La Pépinière : Et qu’en est-il de la performance avec Cindy ? Le processus était le même ?
Marie : On s’est rencontré il y a quelques années, elle était venue à une lecture de la Bateauthèque et elle m’a ensuite raconté l’histoire du bateau qu’elle a pris pour venir ici. On s’est tout de suite dit qu’on aimerait en faire quelque chose un jour. C’est très fort, pour nous deux, de se dire qu’on est amies aujourd’hui, tout en imaginant nos ancêtres. Et c’est justement sans oublier le passé, en en étant conscientes, qu’on arrive à ne pas le répéter. Je pense qu’il est dangereux de refuser de voir que nos ancêtres, et de manière générale, nos institutions, la prospérité de la Suisse, sont construites sur des richesses qui ont été arrachées à d’autres endroits. Si l’on refuse de voir ces dynamiques dans l’histoire, on refuse aussi de les voir aujourd’hui et on continue aveuglément dans les mêmes logiques. Plus je m’intéresse à l’esclavage, plus je le vois comme une première version d’un capitalisme mondialisé : l’ancêtre direct de notre système économique actuel, qui n’a depuis fait qu’augmenter, se renforcer et s’étendre. Selon moi, on ne peut pas reléguer le système esclavagiste au passé comme quelque chose de révolu. Cela se reproduit simplement à la mode de notre époque, c’est-à-dire avec des règles, des chartes de contrôle, etc. mais qui permettent en réalité d’exploiter efficacement les personnes et les ressources. Une immense partie de la population mondiale se trouve aujourd’hui dans des conditions de « travail non-libre », c’est-à-dire que le rapport de pouvoir est si déséquilibré entre l’employeur et les employés qu’on ne peut pas considérer que l’employé soit libre. C’est un peu l’euphémisme contemporain de l’esclavage.

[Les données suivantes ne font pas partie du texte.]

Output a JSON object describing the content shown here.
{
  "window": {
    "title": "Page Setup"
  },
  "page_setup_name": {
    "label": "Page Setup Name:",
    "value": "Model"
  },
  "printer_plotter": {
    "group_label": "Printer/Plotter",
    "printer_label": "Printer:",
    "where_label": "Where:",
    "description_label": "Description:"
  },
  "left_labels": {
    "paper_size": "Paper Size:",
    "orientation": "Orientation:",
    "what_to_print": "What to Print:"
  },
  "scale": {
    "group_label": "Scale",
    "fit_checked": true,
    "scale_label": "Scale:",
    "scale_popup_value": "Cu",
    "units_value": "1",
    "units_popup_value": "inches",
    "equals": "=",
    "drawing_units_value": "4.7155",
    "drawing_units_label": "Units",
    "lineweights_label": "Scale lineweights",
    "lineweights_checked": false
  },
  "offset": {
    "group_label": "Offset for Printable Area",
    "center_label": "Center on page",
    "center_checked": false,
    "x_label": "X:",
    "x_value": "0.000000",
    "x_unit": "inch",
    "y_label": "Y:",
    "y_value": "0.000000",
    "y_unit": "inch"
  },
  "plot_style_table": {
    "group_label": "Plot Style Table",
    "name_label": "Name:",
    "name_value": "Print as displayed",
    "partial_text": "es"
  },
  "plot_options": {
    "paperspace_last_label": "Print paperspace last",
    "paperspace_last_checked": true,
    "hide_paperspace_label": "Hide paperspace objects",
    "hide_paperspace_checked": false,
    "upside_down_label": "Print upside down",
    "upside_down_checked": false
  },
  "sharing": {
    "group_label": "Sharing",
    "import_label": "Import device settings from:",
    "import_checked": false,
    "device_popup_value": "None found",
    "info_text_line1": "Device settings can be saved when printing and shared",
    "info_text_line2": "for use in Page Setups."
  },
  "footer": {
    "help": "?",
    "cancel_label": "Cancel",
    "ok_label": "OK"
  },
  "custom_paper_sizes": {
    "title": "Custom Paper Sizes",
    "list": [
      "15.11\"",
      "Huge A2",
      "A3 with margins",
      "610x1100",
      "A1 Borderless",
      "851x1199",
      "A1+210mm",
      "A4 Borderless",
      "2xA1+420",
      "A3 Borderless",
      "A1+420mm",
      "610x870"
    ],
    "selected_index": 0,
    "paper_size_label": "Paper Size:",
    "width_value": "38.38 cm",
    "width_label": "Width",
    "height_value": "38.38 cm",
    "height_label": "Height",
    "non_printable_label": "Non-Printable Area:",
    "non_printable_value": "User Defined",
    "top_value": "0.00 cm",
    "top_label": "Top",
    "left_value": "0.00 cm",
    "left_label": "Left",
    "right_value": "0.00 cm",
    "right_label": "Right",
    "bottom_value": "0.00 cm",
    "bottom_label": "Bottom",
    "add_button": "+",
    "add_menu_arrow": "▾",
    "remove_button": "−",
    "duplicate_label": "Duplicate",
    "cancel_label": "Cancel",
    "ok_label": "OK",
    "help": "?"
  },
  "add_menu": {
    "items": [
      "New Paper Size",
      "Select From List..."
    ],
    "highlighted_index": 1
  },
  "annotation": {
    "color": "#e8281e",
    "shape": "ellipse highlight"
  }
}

La Pépinière : Marie, merci beaucoup pour cet échange très riche, et on se réjouit de découvrir La Bateauthèque !
Propos recueillis par Fabien Imhof
Infos pratiques :
La Bateauthèque, lectures-performances imaginées par Marie van Berchem, les 17-18 août, 24-25 août et 31 août-1er septembre au Théâtre de l’Orangerie.
https://www.theatreorangerie.ch/events/bateautheque
Photos : ©Spiros Paloukis (banner), ©Marie van Berchem Ocean Antonian (vaisselle pour Goûter/Dégoûter), © Ocean Antonian (image de la lecture)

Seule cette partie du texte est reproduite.